Arte e Cultura - 30 marzo 2016, 22:29

Quattro pizze e tanta tradizione, perfettamente riuscito l'aperipizza vercellese - FOTOGALLERY

LA GIURIA PRESIEDUTA DAL PRESIDENTE DELLA PROVINCIA RIVA VERCELLOTTI HA PREMIATO LA "SUPREMA VERCELLESE" PROPOSTA DAL TEATRO 26 E DALLA LOCANDA DI CARESANA.

La pizza "suprema vercellese", proposta dal ristorante pizzeria Teatro 26 in collaborazione con la Locanda di Caresana, è risultata la più votata da una speciale giuria presieduta dal presidente della Provincia Carlo Riva Vercellotti e composta dai giornalisti vercellesi. Al di là del simpatico risultato si può affermare senza ombra di dubbio che a vincere siano stati tutti coloro che hanno deciso di metterci la fantasia per dare vita ad una pizza alla vercellese.

«Trovo estremamente importante per la provincia di Vercelli che possa nascere una pizza alla vercellese – ha affermato il presidente Riva Vercellotti – attraverso il cibo si può affermare anche l’identità territoriale ed esportarla oltre i confini».

Concorde uno degli organizzatori Marco Reis:« Ho lavorato molti anni a Biella dove in ogni ristorante c’è acqua Lauretana e birra Menabrea. A Vercelli non è così. A Vercelli si pensa che serva mettere i cartelli nelle strade o fare mostre con quadri statunitensi o cinesi, ma non è questa la strada. Vercelli è forse l’unica città che ha un anfiteatro romano di 140 metri e non lo sfrutta. Il rilancio del turismo vercellese passa anche da iniziative identitarie come questa».

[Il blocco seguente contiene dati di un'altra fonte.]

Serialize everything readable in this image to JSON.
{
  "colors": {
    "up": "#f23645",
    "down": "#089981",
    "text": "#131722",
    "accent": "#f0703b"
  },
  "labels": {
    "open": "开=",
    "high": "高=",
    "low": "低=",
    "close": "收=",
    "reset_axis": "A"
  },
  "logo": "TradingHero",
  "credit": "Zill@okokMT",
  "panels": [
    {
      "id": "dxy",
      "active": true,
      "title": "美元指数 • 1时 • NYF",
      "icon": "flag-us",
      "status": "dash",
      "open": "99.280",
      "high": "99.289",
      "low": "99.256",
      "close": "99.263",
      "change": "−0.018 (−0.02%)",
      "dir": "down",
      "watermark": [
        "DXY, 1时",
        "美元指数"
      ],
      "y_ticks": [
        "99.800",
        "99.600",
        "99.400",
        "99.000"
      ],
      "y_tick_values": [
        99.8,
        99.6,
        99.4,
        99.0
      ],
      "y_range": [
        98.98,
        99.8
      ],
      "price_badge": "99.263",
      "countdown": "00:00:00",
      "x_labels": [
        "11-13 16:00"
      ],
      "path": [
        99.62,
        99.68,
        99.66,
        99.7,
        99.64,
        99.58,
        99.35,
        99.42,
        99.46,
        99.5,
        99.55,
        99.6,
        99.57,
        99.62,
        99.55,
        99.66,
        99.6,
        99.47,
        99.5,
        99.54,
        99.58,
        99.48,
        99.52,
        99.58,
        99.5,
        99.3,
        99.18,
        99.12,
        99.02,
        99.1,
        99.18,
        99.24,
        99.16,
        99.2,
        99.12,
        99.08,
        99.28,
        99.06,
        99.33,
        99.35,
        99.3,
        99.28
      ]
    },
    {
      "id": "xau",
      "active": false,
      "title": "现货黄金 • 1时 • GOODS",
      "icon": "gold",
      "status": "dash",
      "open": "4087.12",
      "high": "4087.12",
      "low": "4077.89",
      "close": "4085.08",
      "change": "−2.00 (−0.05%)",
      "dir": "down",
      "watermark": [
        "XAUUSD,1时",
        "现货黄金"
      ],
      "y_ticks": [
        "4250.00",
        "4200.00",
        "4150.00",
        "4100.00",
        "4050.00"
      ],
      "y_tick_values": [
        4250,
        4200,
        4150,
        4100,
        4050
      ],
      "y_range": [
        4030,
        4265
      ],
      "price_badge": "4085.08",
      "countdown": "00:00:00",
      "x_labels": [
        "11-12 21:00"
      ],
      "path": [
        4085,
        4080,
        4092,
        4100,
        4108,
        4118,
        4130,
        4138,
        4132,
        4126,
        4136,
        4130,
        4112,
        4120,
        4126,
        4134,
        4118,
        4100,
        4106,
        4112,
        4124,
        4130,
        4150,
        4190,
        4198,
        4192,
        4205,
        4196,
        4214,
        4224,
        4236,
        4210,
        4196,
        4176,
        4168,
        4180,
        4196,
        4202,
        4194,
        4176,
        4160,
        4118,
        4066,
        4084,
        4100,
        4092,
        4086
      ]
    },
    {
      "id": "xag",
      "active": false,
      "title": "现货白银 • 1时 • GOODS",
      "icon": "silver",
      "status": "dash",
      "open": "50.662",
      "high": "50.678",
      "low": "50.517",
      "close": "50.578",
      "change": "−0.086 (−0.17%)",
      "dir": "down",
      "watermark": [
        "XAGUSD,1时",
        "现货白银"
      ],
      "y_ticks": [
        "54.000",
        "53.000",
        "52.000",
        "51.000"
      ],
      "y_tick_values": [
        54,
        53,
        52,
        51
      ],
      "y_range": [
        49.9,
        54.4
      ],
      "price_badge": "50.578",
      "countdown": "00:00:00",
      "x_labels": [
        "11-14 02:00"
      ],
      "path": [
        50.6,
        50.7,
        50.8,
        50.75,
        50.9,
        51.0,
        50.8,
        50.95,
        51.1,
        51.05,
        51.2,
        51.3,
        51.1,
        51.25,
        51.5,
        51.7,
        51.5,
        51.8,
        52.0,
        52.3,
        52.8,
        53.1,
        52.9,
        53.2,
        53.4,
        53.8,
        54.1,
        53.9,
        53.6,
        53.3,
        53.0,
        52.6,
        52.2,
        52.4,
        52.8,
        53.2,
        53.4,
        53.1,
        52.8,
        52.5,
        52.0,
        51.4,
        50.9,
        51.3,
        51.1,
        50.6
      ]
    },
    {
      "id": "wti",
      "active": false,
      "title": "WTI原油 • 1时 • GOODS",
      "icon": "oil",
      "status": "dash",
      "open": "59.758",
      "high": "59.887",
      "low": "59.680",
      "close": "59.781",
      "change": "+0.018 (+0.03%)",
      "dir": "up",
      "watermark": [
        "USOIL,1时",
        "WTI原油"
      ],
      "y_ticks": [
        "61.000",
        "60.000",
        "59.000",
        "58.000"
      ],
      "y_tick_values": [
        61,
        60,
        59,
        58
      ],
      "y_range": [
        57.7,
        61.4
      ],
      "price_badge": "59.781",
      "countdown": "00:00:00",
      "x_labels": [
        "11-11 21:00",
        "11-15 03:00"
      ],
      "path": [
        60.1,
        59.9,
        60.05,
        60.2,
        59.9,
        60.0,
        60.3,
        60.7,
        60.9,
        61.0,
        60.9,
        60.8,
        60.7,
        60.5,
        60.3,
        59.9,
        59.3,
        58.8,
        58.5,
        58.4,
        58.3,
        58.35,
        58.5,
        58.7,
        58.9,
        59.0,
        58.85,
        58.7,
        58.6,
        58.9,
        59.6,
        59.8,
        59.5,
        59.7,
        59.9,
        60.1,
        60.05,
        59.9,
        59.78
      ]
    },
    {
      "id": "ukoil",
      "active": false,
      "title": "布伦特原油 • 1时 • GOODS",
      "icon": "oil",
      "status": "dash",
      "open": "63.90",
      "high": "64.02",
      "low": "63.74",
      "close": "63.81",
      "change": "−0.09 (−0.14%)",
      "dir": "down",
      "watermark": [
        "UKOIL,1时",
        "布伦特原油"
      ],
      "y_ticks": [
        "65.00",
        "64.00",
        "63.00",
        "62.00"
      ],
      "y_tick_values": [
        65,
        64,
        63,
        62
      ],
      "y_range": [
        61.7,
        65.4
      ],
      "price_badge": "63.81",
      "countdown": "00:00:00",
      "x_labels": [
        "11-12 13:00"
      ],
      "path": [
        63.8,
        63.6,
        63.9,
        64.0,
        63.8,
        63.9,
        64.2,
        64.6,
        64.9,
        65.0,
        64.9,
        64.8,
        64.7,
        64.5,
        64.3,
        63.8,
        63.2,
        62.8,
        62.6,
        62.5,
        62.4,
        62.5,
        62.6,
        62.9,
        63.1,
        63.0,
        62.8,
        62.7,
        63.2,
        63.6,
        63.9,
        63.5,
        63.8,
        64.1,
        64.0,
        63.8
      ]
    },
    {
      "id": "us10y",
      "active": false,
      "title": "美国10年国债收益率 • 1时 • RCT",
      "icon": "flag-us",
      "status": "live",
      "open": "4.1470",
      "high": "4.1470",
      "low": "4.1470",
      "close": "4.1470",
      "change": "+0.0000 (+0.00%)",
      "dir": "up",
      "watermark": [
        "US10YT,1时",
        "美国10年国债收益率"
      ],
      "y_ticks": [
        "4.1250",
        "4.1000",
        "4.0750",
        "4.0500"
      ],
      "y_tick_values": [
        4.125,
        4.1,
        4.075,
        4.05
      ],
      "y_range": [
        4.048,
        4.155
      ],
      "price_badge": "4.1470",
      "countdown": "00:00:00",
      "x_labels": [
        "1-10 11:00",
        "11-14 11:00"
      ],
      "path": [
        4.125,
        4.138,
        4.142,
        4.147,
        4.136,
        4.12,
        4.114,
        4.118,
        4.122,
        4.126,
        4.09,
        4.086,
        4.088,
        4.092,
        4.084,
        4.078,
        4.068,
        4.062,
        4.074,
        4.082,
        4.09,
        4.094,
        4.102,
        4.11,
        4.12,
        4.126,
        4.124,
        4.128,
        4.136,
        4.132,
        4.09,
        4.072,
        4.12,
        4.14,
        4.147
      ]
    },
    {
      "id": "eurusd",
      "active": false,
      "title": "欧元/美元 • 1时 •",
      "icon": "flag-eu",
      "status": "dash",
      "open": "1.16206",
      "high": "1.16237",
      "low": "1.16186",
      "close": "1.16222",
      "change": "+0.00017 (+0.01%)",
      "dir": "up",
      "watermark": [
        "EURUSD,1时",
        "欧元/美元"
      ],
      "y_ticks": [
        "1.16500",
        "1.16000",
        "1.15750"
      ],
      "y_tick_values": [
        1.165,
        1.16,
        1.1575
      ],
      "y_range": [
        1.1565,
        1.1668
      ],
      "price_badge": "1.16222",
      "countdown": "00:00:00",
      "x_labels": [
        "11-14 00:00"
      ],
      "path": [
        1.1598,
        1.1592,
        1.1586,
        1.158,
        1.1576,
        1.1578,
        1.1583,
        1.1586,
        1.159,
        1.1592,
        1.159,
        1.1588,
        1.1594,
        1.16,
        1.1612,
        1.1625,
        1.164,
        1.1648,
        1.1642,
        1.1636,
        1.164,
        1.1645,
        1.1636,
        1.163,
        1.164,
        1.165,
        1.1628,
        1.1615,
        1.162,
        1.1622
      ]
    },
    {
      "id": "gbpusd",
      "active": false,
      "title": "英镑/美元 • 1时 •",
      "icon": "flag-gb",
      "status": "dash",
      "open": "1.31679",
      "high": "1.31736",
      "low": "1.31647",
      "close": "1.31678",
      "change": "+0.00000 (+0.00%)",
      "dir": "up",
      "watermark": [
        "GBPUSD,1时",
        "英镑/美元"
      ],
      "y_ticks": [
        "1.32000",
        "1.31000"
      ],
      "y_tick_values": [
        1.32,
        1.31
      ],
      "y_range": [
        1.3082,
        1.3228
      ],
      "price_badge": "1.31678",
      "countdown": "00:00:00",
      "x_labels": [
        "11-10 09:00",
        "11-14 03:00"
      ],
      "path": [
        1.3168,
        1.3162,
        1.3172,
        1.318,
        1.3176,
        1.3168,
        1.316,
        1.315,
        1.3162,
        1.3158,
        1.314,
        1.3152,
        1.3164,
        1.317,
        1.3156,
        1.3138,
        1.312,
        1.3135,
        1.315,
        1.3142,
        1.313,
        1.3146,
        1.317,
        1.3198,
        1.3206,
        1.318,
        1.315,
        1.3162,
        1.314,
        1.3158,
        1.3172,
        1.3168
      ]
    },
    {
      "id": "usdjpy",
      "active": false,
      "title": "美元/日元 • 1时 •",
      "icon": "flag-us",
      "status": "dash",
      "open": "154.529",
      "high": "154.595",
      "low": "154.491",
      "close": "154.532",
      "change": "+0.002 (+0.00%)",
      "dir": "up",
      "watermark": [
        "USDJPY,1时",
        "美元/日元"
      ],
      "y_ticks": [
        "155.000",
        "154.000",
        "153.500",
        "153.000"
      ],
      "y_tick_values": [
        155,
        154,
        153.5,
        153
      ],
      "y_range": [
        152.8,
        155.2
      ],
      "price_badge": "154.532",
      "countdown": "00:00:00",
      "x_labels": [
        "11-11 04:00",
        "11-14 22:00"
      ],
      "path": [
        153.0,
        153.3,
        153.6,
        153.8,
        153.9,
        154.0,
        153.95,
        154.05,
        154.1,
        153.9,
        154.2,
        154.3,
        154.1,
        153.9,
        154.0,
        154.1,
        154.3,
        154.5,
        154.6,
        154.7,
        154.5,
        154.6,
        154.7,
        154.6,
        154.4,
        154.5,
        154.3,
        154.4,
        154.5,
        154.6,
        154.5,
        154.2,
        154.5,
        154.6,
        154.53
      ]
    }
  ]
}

Le pizze proposte sono state quattro. La pizza dal carvè proposta da Alex Pia della Vecchia Taverna di Santhià a base di mula, fagioli e zucchine. A seguire la giuria ha potuto assaporare la pizza dal “sasin” di Angela Bertola del ristorante Edelweiss di Ronsecco:  a base di ragù, ingrediente del “risotto degli assassini” antenato della panissa. “Leggerezza vercellese” è invece il nome della pizza, ideata da L’osteria di una volta di Prarolo, a base di verze e costine. Mente di questa pizza è stato il campione del mondo di panissa Leo D’Addante. La quarta in ordine di presentazione è stata la “Suprema vercellese” realizzata da Rino Manzi del Teatro 26 in collaborazione con la Locanda di Caresana e ha coniugato peperoni, crema di bagna cauda con un bordo rinforzato e ripieno del soffritto della panissa in un impasto di farina di riso venere dell'azienda agricola Falasco. Fuori concorso la focaccia della mondina a base di arrosto e di toma valsesiana. Ad accompagnare questi quattro assaggi una birra griffata BsA coniata per l’occasione e denominata “Biondin” in onore del famoso bandito del 1900 conosciuto anche come il “Robin Hood delle risaie”. 

Nel complesso le pizze proposte sono sembrate tutte gustose e meritevoli di essere mangiate, a fare la differenza per la giuria è stato il giusto mix tra gusto e valore identitario.

«Queste pizze entrano questa sera nei menù e ci resteranno per molto tempo dando così modo a tutti, turisti e vercellesi, di gustarle in un entusiasmante mix di sapori e tradizione»: ha ricordato Marco Reis della “Città del Riso”.

Il presidente dalla Provincia Riva Vercellotti ha poi posizionato sulla porta del Teatro 26 lo speciale distintivo coniato da “Città del Riso” per contrassegnare tutte quelle attività che nei loro menù proporranno pizze con ingredienti della tradizione.